Nel 1977 emergono quelle tematiche che non avevano potuto esprimersi
nel movimento del 1968, dove subito si era imposta l’ortodossia marxista e
leninista.
É invece solo in parte collegato al ‘77 il movimento femminista. I
primi collettivi, quelli non diretta emanazione dei partiti, come l’Unione
Donne Italiane (Udi), per esempio, nascono già nel 1969. Ma le tematiche
relative alla discriminazione sessuale hanno trovato non poche difficoltà ad
emergere in un universo giovanile dominato da gruppi che avevano una visione
dualistica della società, operai contro padroni, e che consideravano di
secondaria importanza tutti le problematiche non riconducibili allo scontro tra
capitale e lavoro. E così le donne hanno individuato proprio nella “autonomia”
la garanzia per poter esprimere liberamente la rabbia e la globalità delle
proprie esigenze. “Gli attacchi contro questo spazio autonomo delle donne sono
stati molto duri”, scrivono le femministe di Bologna nel 1976:
“Da una parte i
maschi delle organizzazioni politiche, che vedevano uscire le donne, e quindi
la manovalanza che distribuiva volantini, puliva le sedi, ciclostilava e
consolava sessualmente, reagivano accusandoci di dividere la classe e di essere
lesbiche. Dall’altra i maschi delle famiglie reagivano violentemente al fatto
che le donne uscivano di casa per percorrere spazi sociali e politici da loro
incontrollabili.”
Con la crisi dei gruppi della nuova sinistra e l’emergere di un movimento
che non vede nella società solamente uno scontro frontale tra classe operaia e
capitalisti, ma una miriade di conflitti minori che esplodono in quartiere, in
città, nella metropoli, cioè in quello spazio urbano nel quale la donna vive e
lotta molto più di quanto faccia l’operaio, ormai avviato verso l’integrazione,
le cose cambiano radicalmente. Scrivono le femministe di Trieste:

A chi le accusa di essere settarie e corporative, e non sono pochi
nella nuova sinistra, ma anche in alcuni settori del nuovo movimento, le
femministe rispondono così:
“La necessità di
parlare e decidere tra donne per scoprire e determinare i nostri bisogni e i
nostri obiettivi dipende da tutta la storia del movimento operaio maschile, che
ha sempre negato addirittura l’esistenza di esigenze specifiche delle donne e
ci ha sempre relegato a questione particolare anche se siamo la maggioranza
della popolazione.”
In questo periodo le femministe sono in lotta per l’aborto libero e
gratuito. E’ una battaglia molto difficile, perché deve fare i conti con
l’ignoranza della maggioranza della popolazione, maschile e femminile, con una
cultura popolare intrisa di un cattolicesimo bigotto, che ha sempre relegato la
donna al ruolo di madre, di mezzo di riproduzione, e con una sinistra
costituzionale che appoggia il governo della Dc, un partito che solo due anni
prima si era battuto con tenacia per abolire l’istituto del divorzio.
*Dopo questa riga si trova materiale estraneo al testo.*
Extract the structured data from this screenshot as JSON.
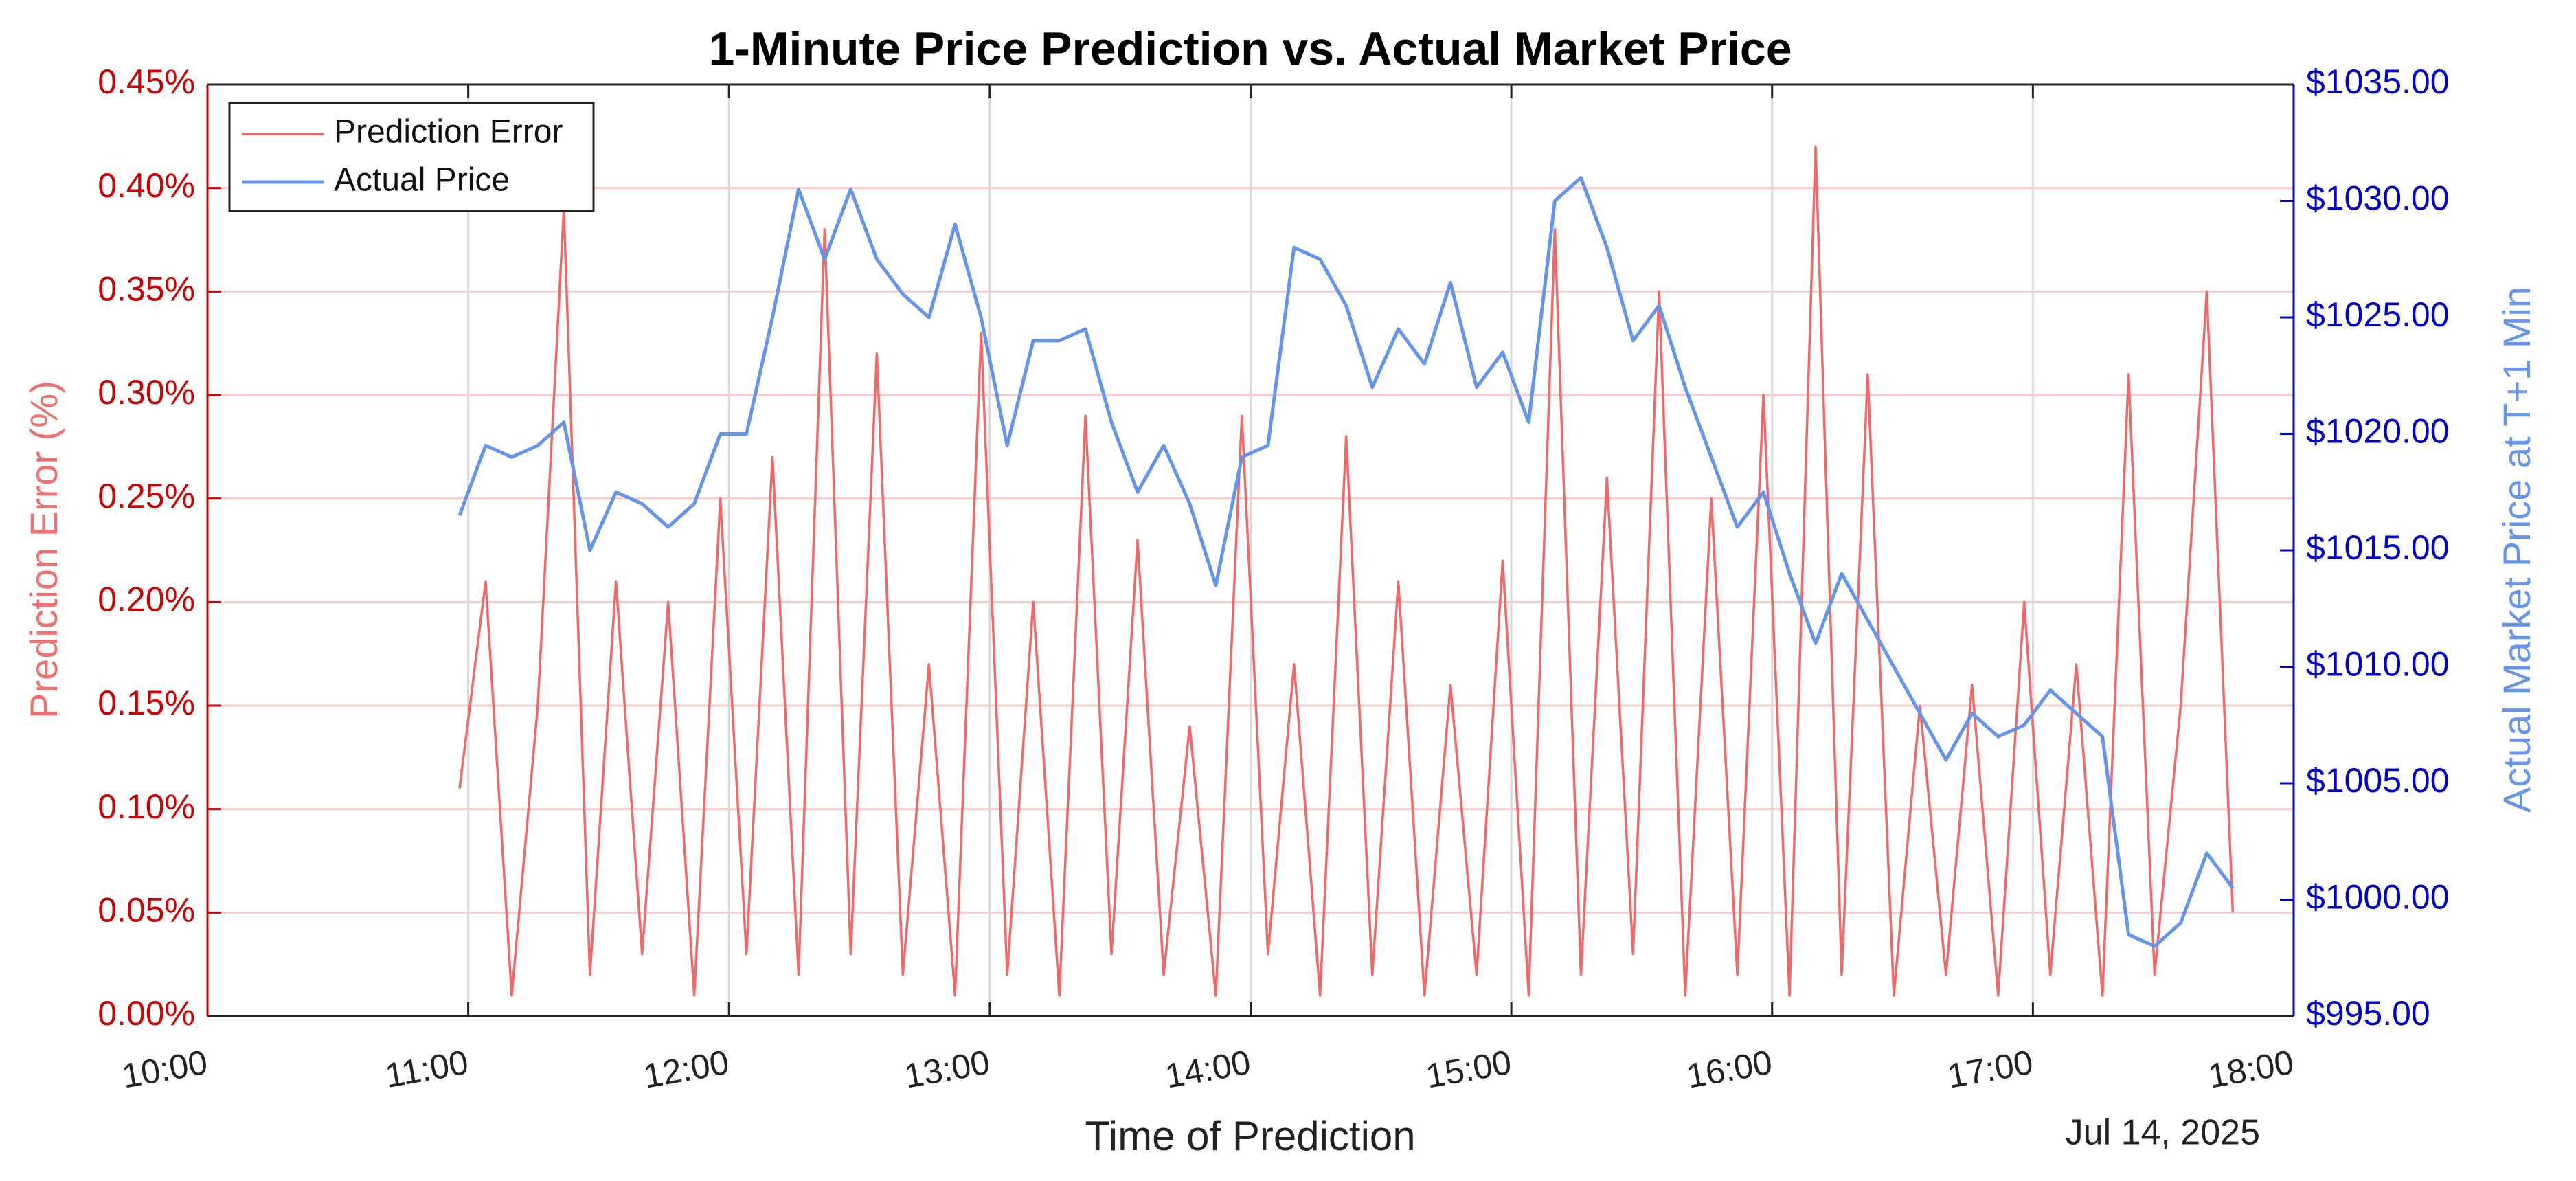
{
  "chart_data": {
    "type": "line",
    "title": "1-Minute Price Prediction vs. Actual Market Price",
    "x_label": "Time of Prediction",
    "x_date_label": "Jul 14, 2025",
    "y_label": "Prediction Error (%)",
    "y2_label": "Actual Market Price at T+1 Min",
    "x": [
      "10:58",
      "11:04",
      "11:10",
      "11:16",
      "11:22",
      "11:28",
      "11:34",
      "11:40",
      "11:46",
      "11:52",
      "11:58",
      "12:04",
      "12:10",
      "12:16",
      "12:22",
      "12:28",
      "12:34",
      "12:40",
      "12:46",
      "12:52",
      "12:58",
      "13:04",
      "13:10",
      "13:16",
      "13:22",
      "13:28",
      "13:34",
      "13:40",
      "13:46",
      "13:52",
      "13:58",
      "14:04",
      "14:10",
      "14:16",
      "14:22",
      "14:28",
      "14:34",
      "14:40",
      "14:46",
      "14:52",
      "14:58",
      "15:04",
      "15:10",
      "15:16",
      "15:22",
      "15:28",
      "15:34",
      "15:40",
      "15:46",
      "15:52",
      "15:58",
      "16:04",
      "16:10",
      "16:16",
      "16:22",
      "16:28",
      "16:34",
      "16:40",
      "16:46",
      "16:52",
      "16:58",
      "17:04",
      "17:10",
      "17:16",
      "17:22",
      "17:28",
      "17:34",
      "17:40",
      "17:46"
    ],
    "series": [
      {
        "name": "Prediction Error",
        "color": "#f06868",
        "axis": "y",
        "values": [
          0.11,
          0.21,
          0.01,
          0.15,
          0.39,
          0.02,
          0.21,
          0.03,
          0.2,
          0.01,
          0.25,
          0.03,
          0.27,
          0.02,
          0.38,
          0.03,
          0.32,
          0.02,
          0.17,
          0.01,
          0.33,
          0.02,
          0.2,
          0.01,
          0.29,
          0.03,
          0.23,
          0.02,
          0.14,
          0.01,
          0.29,
          0.03,
          0.17,
          0.01,
          0.28,
          0.02,
          0.21,
          0.01,
          0.16,
          0.02,
          0.22,
          0.01,
          0.38,
          0.02,
          0.26,
          0.03,
          0.35,
          0.01,
          0.25,
          0.02,
          0.3,
          0.01,
          0.42,
          0.02,
          0.31,
          0.01,
          0.15,
          0.02,
          0.16,
          0.01,
          0.2,
          0.02,
          0.17,
          0.01,
          0.31,
          0.02,
          0.15,
          0.35,
          0.05
        ]
      },
      {
        "name": "Actual Price",
        "color": "#6495ed",
        "axis": "y2",
        "values": [
          1016.5,
          1019.5,
          1019,
          1019.5,
          1020.5,
          1015,
          1017.5,
          1017,
          1016,
          1017,
          1020,
          1020,
          1025,
          1030.5,
          1027.5,
          1030.5,
          1027.5,
          1026,
          1025,
          1029,
          1025,
          1019.5,
          1024,
          1024,
          1024.5,
          1020.5,
          1017.5,
          1019.5,
          1017,
          1013.5,
          1019,
          1019.5,
          1028,
          1027.5,
          1025.5,
          1022,
          1024.5,
          1023,
          1026.5,
          1022,
          1023.5,
          1020.5,
          1030,
          1031,
          1028,
          1024,
          1025.5,
          1022,
          1019,
          1016,
          1017.5,
          1014,
          1011,
          1014,
          1012,
          1010,
          1008,
          1006,
          1008,
          1007,
          1007.5,
          1009,
          1008,
          1007,
          998.5,
          998,
          999,
          1002,
          1000.5
        ]
      }
    ],
    "xlim": [
      "10:00",
      "18:00"
    ],
    "xticks": [
      "10:00",
      "11:00",
      "12:00",
      "13:00",
      "14:00",
      "15:00",
      "16:00",
      "17:00",
      "18:00"
    ],
    "ylim": [
      0,
      0.45
    ],
    "yticks": [
      {
        "value": 0,
        "label": "0.00%"
      },
      {
        "value": 0.05,
        "label": "0.05%"
      },
      {
        "value": 0.1,
        "label": "0.10%"
      },
      {
        "value": 0.15,
        "label": "0.15%"
      },
      {
        "value": 0.2,
        "label": "0.20%"
      },
      {
        "value": 0.25,
        "label": "0.25%"
      },
      {
        "value": 0.3,
        "label": "0.30%"
      },
      {
        "value": 0.35,
        "label": "0.35%"
      },
      {
        "value": 0.4,
        "label": "0.40%"
      },
      {
        "value": 0.45,
        "label": "0.45%"
      }
    ],
    "y2lim": [
      995,
      1035
    ],
    "y2ticks": [
      {
        "value": 995,
        "label": "$995.00"
      },
      {
        "value": 1000,
        "label": "$1000.00"
      },
      {
        "value": 1005,
        "label": "$1005.00"
      },
      {
        "value": 1010,
        "label": "$1010.00"
      },
      {
        "value": 1015,
        "label": "$1015.00"
      },
      {
        "value": 1020,
        "label": "$1020.00"
      },
      {
        "value": 1025,
        "label": "$1025.00"
      },
      {
        "value": 1030,
        "label": "$1030.00"
      },
      {
        "value": 1035,
        "label": "$1035.00"
      }
    ],
    "grid": true,
    "legend": "upper left"
  }
}
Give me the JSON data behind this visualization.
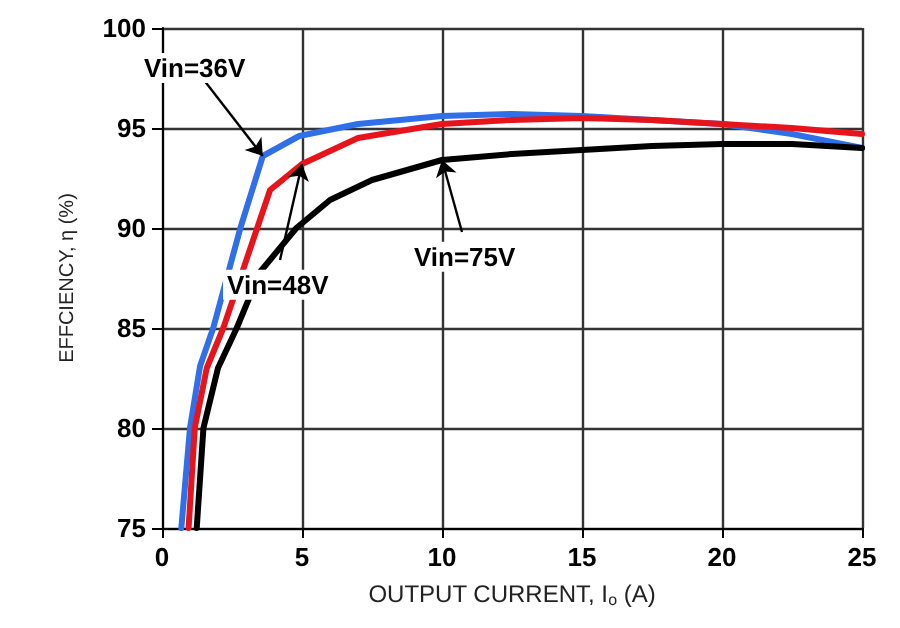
{
  "chart_data": {
    "type": "line",
    "xlabel": "OUTPUT CURRENT, I$_{o}$ (A)",
    "ylabel": "EFFCIENCY, η (%)",
    "xlim": [
      0,
      25
    ],
    "xticks": [
      0,
      5,
      10,
      15,
      20,
      25
    ],
    "ylim": [
      75,
      100
    ],
    "yticks": [
      75,
      80,
      85,
      90,
      95,
      100
    ],
    "grid": true,
    "legend": false,
    "marker": "none",
    "line_style": "solid",
    "series": [
      {
        "name": "Vin=36V",
        "color": "#2f6fe8",
        "x": [
          0.69,
          1.0,
          1.36,
          1.83,
          2.8,
          3.6,
          4.9,
          7,
          10,
          12.5,
          15,
          17.5,
          20,
          22.5,
          25
        ],
        "values": [
          75,
          80,
          83.1,
          85,
          90,
          93.6,
          94.6,
          95.2,
          95.6,
          95.7,
          95.6,
          95.4,
          95.2,
          94.7,
          94.0
        ]
      },
      {
        "name": "Vin=48V",
        "color": "#e8141c",
        "x": [
          0.95,
          1.17,
          1.6,
          2.19,
          3.4,
          3.86,
          5,
          7,
          10,
          12.5,
          15,
          17.5,
          20,
          22.5,
          25
        ],
        "values": [
          75,
          80,
          83,
          85,
          90,
          91.9,
          93.2,
          94.5,
          95.2,
          95.4,
          95.5,
          95.4,
          95.2,
          95.0,
          94.7
        ]
      },
      {
        "name": "Vin=75V",
        "color": "#000000",
        "x": [
          1.24,
          1.48,
          2,
          2.67,
          3.5,
          4.8,
          6,
          7.5,
          10,
          12.5,
          15,
          17.5,
          20,
          22.5,
          25
        ],
        "values": [
          75,
          80,
          83,
          85,
          87.8,
          90,
          91.4,
          92.4,
          93.4,
          93.7,
          93.9,
          94.1,
          94.2,
          94.2,
          94.0
        ]
      }
    ]
  }
}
Ma c’è anche chi non è d’accordo, come il Collettivo di via
Cherubini di Milano, per esempio, che si batte per l’affermazione del corpo
femminile come “sessualità distinta dal concepimento, capacità di procreare,
dalla percezione della sessualità interna, caritaria: utero, ovaie,
mestruazioni”.
“L’aborto non è
“fine di una vergogna” (come sostiene il resto del movimento femminista, n.d.a.).
La maggioranza delle donne che abortiscono nella clandestinità non si
vergognano di essere clandestine. (...) La clandestinità dell’aborto è una
vergogna degli uomini, i quali, spedendoci negli ospedali ad abortire
ufficialmente, si metteranno la coscienza in pace in modo definitivo. Si
continuerà, come prima e meglio di prima, a fare l’amore nei modi che
soddisfano le esigenze fisiche, psicologiche e mentali degli uomini. Rimane il
divieto di situarci in un’altra sessualità interamente orientata contro la
fecondazione.”
La battaglia per l’aborto riesce comunque ad aggregare migliaia di
donne e diventa argomento di dominio pubblico a partire dal 1976, quando un
incidente negli stabilimenti della Icmesa di Seveso (vicino Milano) provoca
un’intossicazione di massa. Di fronte alla possibilità che centinaia di bambini
possano nascere handicappati, la falsa coscienza di molti italiani si mette in
movimento e l’aborto esce dal ghetto in cui è sempre stato confinato. “Non
siamo più isolate, non siamo più poche, non siamo demonizzate, scalmanate,
esibizioniste - si legge in “Vogliamo Tutto”, una rivista del Movimento - siamo
donne in lotta contro i nostri nemici! E non possiamo, non dobbiamo aspettarci
di essere trattate diversamente dalle altre componenti rivoluzionarie del
movimento: (...) le streghe son tornate!”.